At issue in Matthies was whether taxable income resulted from the sale of a second-to-die life insurance policy by the profit-sharing plan of the taxpayers’ wholly owned subchapter S corporation to the taxpayers.
In October of 1998, the taxpayers incorporated their subchapter S corporation and formed its profit-sharing plan. In January of 1999. the plan purchased an $80 million second-to-die life insurance policy on the lives of the taxpayers. During 1999 and 2000, the taxpayers transferred over $2.5 million from an IRA to the profit-sharing plan. These contributions were used to pay the premiums on the life insurance policy. Then, in December of 2000, the profit-sharing plan sold the policy to the taxpayers for about $315,000. At the time of the sale, the “cash value” of the policy was about $306,000, but the “account value” was almost $1.4 million. The difference between the “cash value” and the “account value” was a result of a surrender charge that would be imposed upon the policy if surrendered within the three years after issuance.
The taxpayers then transferred the policy to a “family irrevocable trust.” In January of 2001, the trust exchanged the policy for another survivor policy with a face amount of $19.5 million. As part of the exchange, the life insurance company waived the surrender charge and accepted the $1.4 million “account value” as full payment for the new policy.

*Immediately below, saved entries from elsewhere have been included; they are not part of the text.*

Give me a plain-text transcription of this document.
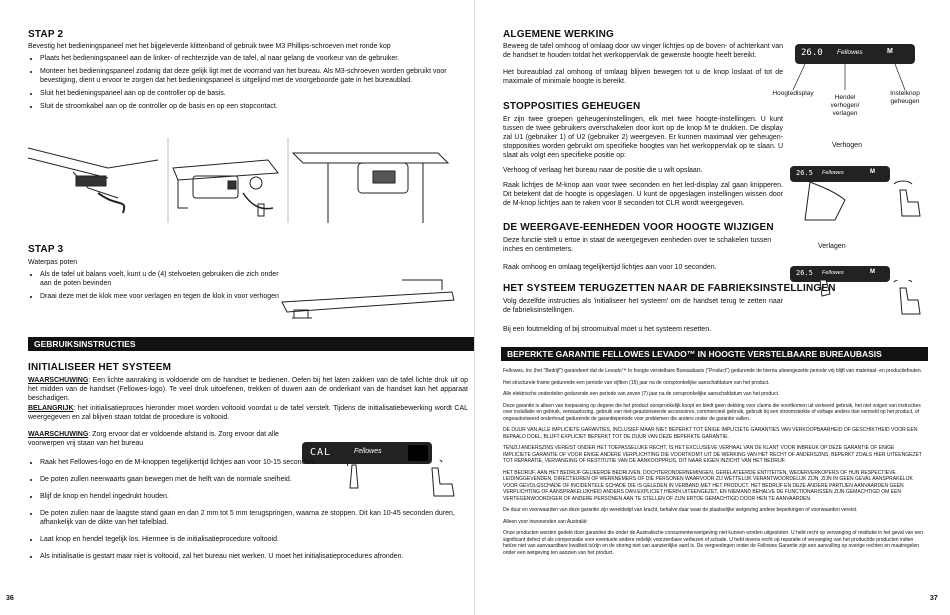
STAP 2
Bevestig het bedieningspaneel met het bijgeleverde klittenband of gebruik twee M3 Phillips-schroeven met ronde kop
• Plaats het bedieningspaneel aan de linker- of rechterzijde van de tafel, al naar gelang de voorkeur van de gebruiker.
• Monteer het bedieningspaneel zodanig dat deze gelijk ligt met de voorrand van het bureau. Als M3-schroeven worden gebruikt voor bevestiging, dient u ervoor te zorgen dat het bedieningspaneel is uitgelijnd met de voorgeboorde gate in het bureaublad.
• Sluit het bedieningspaneel aan op de controller op de basis.
• Sluit de stroomkabel aan op de controller op de basis en op een stopcontact.
STAP 3
Waterpas poten
• Als de tafel uit balans voelt, kunt u de (4) stelvoeten gebruiken die zich onder aan de poten bevinden
• Draai deze met de klok mee voor verlagen en tegen de klok in voor verhogen
GEBRUIKSINSTRUCTIES
INITIALISEER HET SYSTEEM
WAARSCHUWING: Een lichte aanraking is voldoende om de handset te bedienen. Oefen bij het laten zakken van de tafel lichte druk uit op het midden van de handset (Fellowes-logo). Te veel druk uitoefenen, trekken of duwen aan de onderkant van de handset kan het apparaat beschadigen.
BELANGRIJK: het initialisatieproces hieronder moet worden voltooid voordat u de tafel verstelt. Tijdens de initialisatiebewerking wordt CAL weergegeven en zal blijven staan totdat de procedure is voltooid.
WAARSCHUWING: Zorg ervoor dat er voldoende afstand is. Zorg ervoor dat alle voorwerpen vrij staan van het bureau
CAL	Fellowes
• Raak het Fellowes-logo en de M-knoppen tegelijkertijd lichtjes aan voor 10-15 seconden.
• De poten zullen neerwaarts gaan bewegen met de helft van de normale snelheid.
• Blijf de knop en hendel ingedrukt houden.
• De poten zullen naar de laagste stand gaan en dan 2 mm tot 5 mm terugspringen, waarna ze stoppen. Dit kan 10-45 seconden duren, afhankelijk van de dikte van het tafelblad.
• Laat knop en hendel tegelijk los. Hiermee is de initialisatieprocedure voltooid.
• Als initialisatie is gestart maar niet is voltooid, zal het bureau niet werken. U moet het initialisatieprocedures afronden.
36
ALGEMENE WERKING
Beweeg de tafel omhoog of omlaag door uw vinger lichtjes op de boven- of achterkant van de handset te houden totdat het werkoppervlak de gewenste hoogte heeft bereikt.
Het bureaublad zal omhoog of omlaag blijven bewegen tot u de knop loslaat of tot de maximale of minimale hoogte is bereikt.
26.0 Fellowes	M
Hoogtedisplay
Hendel verhogen/ verlagen
Instelknop geheugen
STOPPOSITIES GEHEUGEN
Er zijn twee groepen geheugeninstellingen, elk met twee hoogte-instellingen. U kunt tussen de twee gebruikers overschakelen door kort op de knop M te drukken. De display zal U1 (gebruiker 1) of U2 (gebruiker 2) weergeven. Er kunnen maximaal vier geheugen-stopposities worden gebruikt om specifieke hoogtes van het werkoppervlak op te slaan. U slaat als volgt een specifieke positie op:
Verhoog of verlaag het bureau naar de positie die u wilt opslaan.
Raak lichtjes de M-knop aan voor twee seconden en het led-display zal gaan knipperen. Dit betekent dat de hoogte is opgeslagen. U kunt de opgeslagen instellingen wissen door de M-knop lichtjes aan te raken voor 8 seconden tot CLR wordt weergegeven.
Verhogen
26.5 Fellowes	M
Verlagen
26.5 Fellowes	M
DE WEERGAVE-EENHEDEN VOOR HOOGTE WIJZIGEN
Deze functie stelt u ertoe in staat de weergegeven eenheden over te schakelen tussen inches en centimeters.
Raak omhoog en omlaag tegelijkertijd lichtjes aan voor 10 seconden.
HET SYSTEEM TERUGZETTEN NAAR DE FABRIEKSINSTELLINGEN
Volg dezelfde instructies als 'initialiseer het systeem' om de handset terug te zetten naar de fabrieksinstellingen.
Bij een foutmelding of bij stroomuitval moet u het systeem resetten.
BEPERKTE GARANTIE FELLOWES LEVADO™ IN HOOGTE VERSTELBAARE BUREAUBASIS

Fellowes, Inc (het "Bedrijf") garandeert dat de Levado™ In hoogte verstelbare Bureaubasis ("Product") gedurende de hierna uiteengezette periode vrij blijft van materiaal- en productiefouten.

Het structurele frame gedurende een periode van vijftien (15) jaar na de oorspronkelijke aanschafdatum van het product.

Alle elektrische onderdelen gedurende een periode van zeven (7) jaar na de oorspronkelijke aanschafdatum van het product.

Deze garantie is alleen van toepassing op degene die het product oorspronkelijk koopt en biedt geen dekking voor claims die voortkomen uit verkeerd gebruik, het niet volgen van instructies over installatie en gebruik, verwaarlozing, gebruik van niet-geautoriseerde accessoires, commercieel gebruik, gebruik bij een stroomsterkte of voltage anders dan vermeld op het product, of ongeautoriseerd onderhoud gedurende de garantieperiode voor problemen die anders onder de garantie vallen.

DE DUUR VAN ALLE IMPLICIETE GARANTIES, INCLUSIEF MAAR NIET BEPERKT TOT ENIGE IMPLICIETE GARANTIES VAN VERKOOPBAARHEID OF GESCHIKTHEID VOOR EEN BEPAALD DOEL, BLIJFT EXPLICIET BEPERKT TOT DE DUUR VAN DEZE BEPERKTE GARANTIE.

TENZIJ ANDERSZINS VEREIST ONDER HET TOEPASSELIJKE RECHT, IS HET EXCLUSIEVE VERHAAL VAN DE KLANT VOOR INBREUK OP DEZE GARANTIE OF ENIGE IMPLICIETE GARANTIE OF VOOR ENIGE ANDERE VERPLICHTING DIE VOORTKOMT UIT DE WERKING VAN HET RECHT OF ANDERSZINS, BEPERKT ZOALS HIER UITEENGEZET TOT REPARATIE, VERVANGING OF RESTITUTIE VAN DE AANKOOPPRIJS, DIT NAAR EIGEN INZICHT VAN HET BEDRIJF.

HET BEDRIJF, AAN HET BEDRIJF GELIEERDE BEDRIJVEN, DOCHTERONDERNEMINGEN, GERELATEERDE ENTITEITEN, WEDERVERKOPERS OF HUN RESPECTIEVE LEIDINGGEVENDEN, DIRECTEUREN OF WERKNEMERS OF DIE PERSONEN WAARVOOR ZIJ WETTELIJK VERANTWOORDELIJK ZIJN, ZIJN IN GEEN GEVAL AANSPRAKELIJK VOOR GEVOLGSCHADE OF INCIDENTELE SCHADE DIE IS GELEDEN IN VERBAND MET HET PRODUCT. HET BEDRIJF EN DEZE ANDERE PARTIJEN AANVAARDEN GEEN VERPLICHTING OF AANSPRAKELIJKHEID ANDERS DAN EXPLICIET HIERIN UITEENGEZET, EN NIEMAND BEHALVE DE FUNCTIONARISSEN ZIJN GEMACHTIGD OM EEN VERTEGENWOORDIGER OF ANDERE PERSONEN AAN TE STELLEN OF ZIJN ERTOE GEMACHTIGD DOOR HEN TE AANVAARDEN.

De duur en voorwaarden van deze garantie zijn wereldwijd van kracht, behalve daar waar de plaatselijke wetgeving andere beperkingen of voorwaarden vereist.

Alleen voor inwonenden van Australië:

Onze producten worden gedekt door garanties die onder de Australische consumentenwetgeving niet kunnen worden uitgesloten. U hebt recht op vervanging of restitutie in het geval van een significant defect of als compensatie voor eventuele andere redelijk voorzienbare verliezen of schade. U hebt tevens recht op reparatie of vervanging van het product/de producten indien het/ze niet van aanvaardbare kwaliteit is/zijn en de storing niet van aanzienlijke aard is. De vergoedingen onder de Fellowes Garantie zijn een aanvulling op overige rechten en maatregelen onder een wetgeving ten aanzien van het product.

37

Because the sale of the policy was not negotiated at arm’s length, the Tax Court considered the proper method for valuing the policy for purposes of determining whether the taxpayer’s realized taxable income from a bargain sale. In this regard, the essential question was whether the surrender charge should be taken into account in valuing the policy, or, in other words, whether fair market value of the policy was its “cash value” or its “account value.” The court reviewed statutory and regulatory language from IRC Sections 72, 402 and 7702 and determined that for purposes of calculating the taxpayers’ income from the bargain sale, the value of the policy should be determined without reference to the cash surrender value. Accordingly, the court held that the taxpayers recognized about $1.1 million of taxable income from the transaction. However, in light of ambiguity as to the proper tax treatment of the transaction, the court declined to assess a negligence penalty against the taxpayers.